- This event has passed.
AI4OPT Seminar Series: Chi Jin, Princeton University
October 6, 2022 @ 9:00 am – 10:00 am
Talk Title: When Is Partially Observable Reinforcement Learning Not Scary?
Abstract: Partially observability is ubiquitous in applications of Reinforcement Learning (RL), in which agents learn to make a sequence of decisions despite lacking complete information about the latent states of the controlled system. Partially observable RL is notoriously difficult in theory—well-known information-theoretic results show that learning partially observable Markov decision processes (POMDPs) requires an exponential number of samples in the worst case. Yet, this does not rule out the possible existence of interesting subclasses of POMDPs, which include a large set of partial observable applications in practice while being tractable. In this talk we identify a rich family of tractable POMDPs, which we call weakly revealing POMDPs. This family rules out the pathological instances of POMDPs where observations are uninformative to a degree that makes learning hard. We prove that for weakly revealing POMDPs, a simple algorithm combining optimism and Maximum Likelihood Estimation (MLE) is sufficient to guarantee a polynomial sample complexity. To the best of our knowledge, this gives the first line of provably sample-efficient results for learning from interactions in POMDPs. This is based on joint works with Qinghua Liu, Alan Chung, Akshay Krishnamurthy, Sham Kakade, and Csaba Szepesvari.

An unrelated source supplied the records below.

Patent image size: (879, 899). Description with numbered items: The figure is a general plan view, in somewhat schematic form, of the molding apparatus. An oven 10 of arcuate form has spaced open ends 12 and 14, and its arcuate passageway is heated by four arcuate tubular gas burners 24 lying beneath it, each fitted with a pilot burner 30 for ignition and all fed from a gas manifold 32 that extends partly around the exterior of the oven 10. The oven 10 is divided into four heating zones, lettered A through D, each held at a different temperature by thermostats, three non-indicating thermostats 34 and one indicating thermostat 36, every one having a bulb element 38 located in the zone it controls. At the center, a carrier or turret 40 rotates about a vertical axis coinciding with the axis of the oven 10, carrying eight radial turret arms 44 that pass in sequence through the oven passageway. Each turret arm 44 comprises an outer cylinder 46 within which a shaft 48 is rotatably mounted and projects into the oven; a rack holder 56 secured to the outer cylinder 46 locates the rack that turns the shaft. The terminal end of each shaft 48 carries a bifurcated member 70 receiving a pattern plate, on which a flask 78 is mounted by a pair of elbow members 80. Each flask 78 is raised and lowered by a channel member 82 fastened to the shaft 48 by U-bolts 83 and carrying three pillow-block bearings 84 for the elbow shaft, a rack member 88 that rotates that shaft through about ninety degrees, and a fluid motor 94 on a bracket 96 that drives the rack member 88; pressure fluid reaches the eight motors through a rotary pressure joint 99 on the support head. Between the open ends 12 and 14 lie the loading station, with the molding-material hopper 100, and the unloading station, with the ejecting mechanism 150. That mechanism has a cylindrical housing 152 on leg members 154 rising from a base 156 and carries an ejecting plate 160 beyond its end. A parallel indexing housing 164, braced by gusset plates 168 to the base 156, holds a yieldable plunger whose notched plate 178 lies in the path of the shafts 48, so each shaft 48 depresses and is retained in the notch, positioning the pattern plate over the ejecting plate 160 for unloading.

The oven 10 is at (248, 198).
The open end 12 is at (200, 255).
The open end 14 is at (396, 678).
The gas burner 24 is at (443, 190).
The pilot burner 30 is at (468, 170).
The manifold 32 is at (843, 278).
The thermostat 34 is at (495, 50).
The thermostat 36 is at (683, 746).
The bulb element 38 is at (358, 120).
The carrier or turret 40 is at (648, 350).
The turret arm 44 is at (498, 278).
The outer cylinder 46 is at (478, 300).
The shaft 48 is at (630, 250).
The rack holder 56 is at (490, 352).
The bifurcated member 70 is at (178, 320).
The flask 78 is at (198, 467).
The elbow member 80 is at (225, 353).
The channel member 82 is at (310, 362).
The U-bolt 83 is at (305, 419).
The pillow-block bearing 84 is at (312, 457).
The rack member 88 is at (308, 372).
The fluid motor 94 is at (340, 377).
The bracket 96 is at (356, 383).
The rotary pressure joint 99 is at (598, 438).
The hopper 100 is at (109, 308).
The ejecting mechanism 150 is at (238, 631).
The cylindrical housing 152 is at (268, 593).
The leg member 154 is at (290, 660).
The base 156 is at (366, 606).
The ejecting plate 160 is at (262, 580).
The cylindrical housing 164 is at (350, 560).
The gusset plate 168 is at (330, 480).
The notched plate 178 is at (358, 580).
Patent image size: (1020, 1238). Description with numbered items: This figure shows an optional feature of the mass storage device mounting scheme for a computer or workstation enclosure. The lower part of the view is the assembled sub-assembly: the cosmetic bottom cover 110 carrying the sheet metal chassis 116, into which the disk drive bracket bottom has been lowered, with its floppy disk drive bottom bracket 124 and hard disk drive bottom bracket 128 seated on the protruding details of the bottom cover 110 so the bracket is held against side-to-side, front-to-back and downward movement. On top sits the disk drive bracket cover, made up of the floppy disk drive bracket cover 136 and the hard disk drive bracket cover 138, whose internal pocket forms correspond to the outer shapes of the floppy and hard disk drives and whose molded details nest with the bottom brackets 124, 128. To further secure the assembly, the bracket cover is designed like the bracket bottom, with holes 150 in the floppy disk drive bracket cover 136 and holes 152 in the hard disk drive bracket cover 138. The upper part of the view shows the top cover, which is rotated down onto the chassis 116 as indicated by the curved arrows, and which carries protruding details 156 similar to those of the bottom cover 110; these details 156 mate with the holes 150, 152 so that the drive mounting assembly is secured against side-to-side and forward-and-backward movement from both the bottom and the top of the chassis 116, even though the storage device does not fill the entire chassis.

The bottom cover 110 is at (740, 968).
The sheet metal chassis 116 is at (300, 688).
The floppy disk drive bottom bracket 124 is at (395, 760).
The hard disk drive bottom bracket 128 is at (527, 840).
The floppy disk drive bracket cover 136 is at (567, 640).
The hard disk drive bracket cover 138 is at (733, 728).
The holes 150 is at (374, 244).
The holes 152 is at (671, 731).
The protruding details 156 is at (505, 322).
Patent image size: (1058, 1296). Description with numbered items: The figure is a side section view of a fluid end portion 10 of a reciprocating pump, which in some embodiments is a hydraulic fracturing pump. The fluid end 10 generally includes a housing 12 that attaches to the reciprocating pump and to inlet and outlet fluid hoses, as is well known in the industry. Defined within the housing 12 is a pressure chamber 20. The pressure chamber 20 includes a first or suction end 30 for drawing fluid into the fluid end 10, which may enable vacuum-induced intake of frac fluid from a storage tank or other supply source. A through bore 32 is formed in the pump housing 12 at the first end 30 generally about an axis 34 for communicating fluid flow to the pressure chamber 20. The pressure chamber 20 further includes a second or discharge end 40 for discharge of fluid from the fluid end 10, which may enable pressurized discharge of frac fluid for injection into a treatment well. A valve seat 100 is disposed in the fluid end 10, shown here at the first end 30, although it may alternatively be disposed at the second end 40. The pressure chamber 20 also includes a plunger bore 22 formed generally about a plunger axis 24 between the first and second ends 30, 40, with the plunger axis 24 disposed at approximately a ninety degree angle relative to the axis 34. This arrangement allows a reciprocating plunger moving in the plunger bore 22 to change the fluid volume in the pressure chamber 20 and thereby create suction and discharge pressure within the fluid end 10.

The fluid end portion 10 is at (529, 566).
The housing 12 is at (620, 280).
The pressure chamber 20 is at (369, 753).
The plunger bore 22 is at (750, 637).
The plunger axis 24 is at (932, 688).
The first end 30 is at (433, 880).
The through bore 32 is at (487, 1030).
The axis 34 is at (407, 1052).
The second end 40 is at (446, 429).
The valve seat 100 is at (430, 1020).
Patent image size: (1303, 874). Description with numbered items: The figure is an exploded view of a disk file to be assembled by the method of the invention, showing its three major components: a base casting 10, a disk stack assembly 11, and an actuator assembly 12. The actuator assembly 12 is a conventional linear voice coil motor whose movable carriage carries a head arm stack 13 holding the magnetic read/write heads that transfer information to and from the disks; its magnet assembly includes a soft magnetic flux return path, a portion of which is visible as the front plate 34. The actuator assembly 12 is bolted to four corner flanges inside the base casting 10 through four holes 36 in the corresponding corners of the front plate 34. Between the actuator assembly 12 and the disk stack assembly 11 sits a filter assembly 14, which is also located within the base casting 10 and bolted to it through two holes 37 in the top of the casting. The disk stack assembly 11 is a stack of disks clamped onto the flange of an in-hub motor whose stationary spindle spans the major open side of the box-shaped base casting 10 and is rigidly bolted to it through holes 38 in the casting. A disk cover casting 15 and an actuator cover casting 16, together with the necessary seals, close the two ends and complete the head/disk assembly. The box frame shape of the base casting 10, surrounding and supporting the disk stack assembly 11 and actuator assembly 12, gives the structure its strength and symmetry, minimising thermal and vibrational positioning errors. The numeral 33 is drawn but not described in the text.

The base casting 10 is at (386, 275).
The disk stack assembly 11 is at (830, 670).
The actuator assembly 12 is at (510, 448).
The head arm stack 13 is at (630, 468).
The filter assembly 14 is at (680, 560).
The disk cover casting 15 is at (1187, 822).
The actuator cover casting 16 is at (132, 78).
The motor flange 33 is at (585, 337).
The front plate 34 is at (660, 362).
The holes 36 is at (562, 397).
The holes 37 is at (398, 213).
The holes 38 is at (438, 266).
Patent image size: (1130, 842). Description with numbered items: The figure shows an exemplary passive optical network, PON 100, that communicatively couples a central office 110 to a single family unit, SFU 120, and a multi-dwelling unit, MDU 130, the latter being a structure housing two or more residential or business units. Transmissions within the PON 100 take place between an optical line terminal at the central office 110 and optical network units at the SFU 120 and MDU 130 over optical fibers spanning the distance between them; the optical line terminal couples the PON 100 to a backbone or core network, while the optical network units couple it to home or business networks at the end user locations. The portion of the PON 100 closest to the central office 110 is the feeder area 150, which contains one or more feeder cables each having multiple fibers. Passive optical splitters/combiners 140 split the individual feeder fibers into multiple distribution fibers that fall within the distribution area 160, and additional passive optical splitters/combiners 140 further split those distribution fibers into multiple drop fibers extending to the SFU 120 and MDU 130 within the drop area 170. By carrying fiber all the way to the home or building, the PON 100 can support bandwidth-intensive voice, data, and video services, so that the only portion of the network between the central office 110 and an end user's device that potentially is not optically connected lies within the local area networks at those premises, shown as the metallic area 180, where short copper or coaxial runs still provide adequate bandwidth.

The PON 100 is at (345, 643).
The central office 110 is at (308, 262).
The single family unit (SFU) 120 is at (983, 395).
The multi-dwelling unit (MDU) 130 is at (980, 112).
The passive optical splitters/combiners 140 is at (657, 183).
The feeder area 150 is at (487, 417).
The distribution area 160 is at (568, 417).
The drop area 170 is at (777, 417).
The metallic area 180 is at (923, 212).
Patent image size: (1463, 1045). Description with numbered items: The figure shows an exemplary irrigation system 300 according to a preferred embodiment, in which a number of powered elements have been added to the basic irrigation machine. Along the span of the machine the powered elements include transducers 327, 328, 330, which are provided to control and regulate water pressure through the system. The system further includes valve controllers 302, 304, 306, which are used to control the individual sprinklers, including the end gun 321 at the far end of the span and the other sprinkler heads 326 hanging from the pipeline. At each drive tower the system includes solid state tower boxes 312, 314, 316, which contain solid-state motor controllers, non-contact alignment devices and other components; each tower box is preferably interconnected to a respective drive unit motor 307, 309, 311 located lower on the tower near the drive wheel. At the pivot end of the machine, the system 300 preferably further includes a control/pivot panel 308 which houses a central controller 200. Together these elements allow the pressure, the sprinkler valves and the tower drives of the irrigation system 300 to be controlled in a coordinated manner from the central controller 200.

Bio: Chi Jin is an assistant professor at the Electrical and Computer Engineering department of Princeton University. He obtained his Ph.D. in Computer Science at University of California, Berkeley, advised by Michael I. Jordan. His research mainly focuses on theoretical machine learning, with special emphasis on nonconvex optimization and reinforcement learning. His representative work includes proving noisy gradient descent escape saddle points efficiently and proving the efficiency of Q-learning and least-squares value iteration when combined with optimism in reinforcement learning.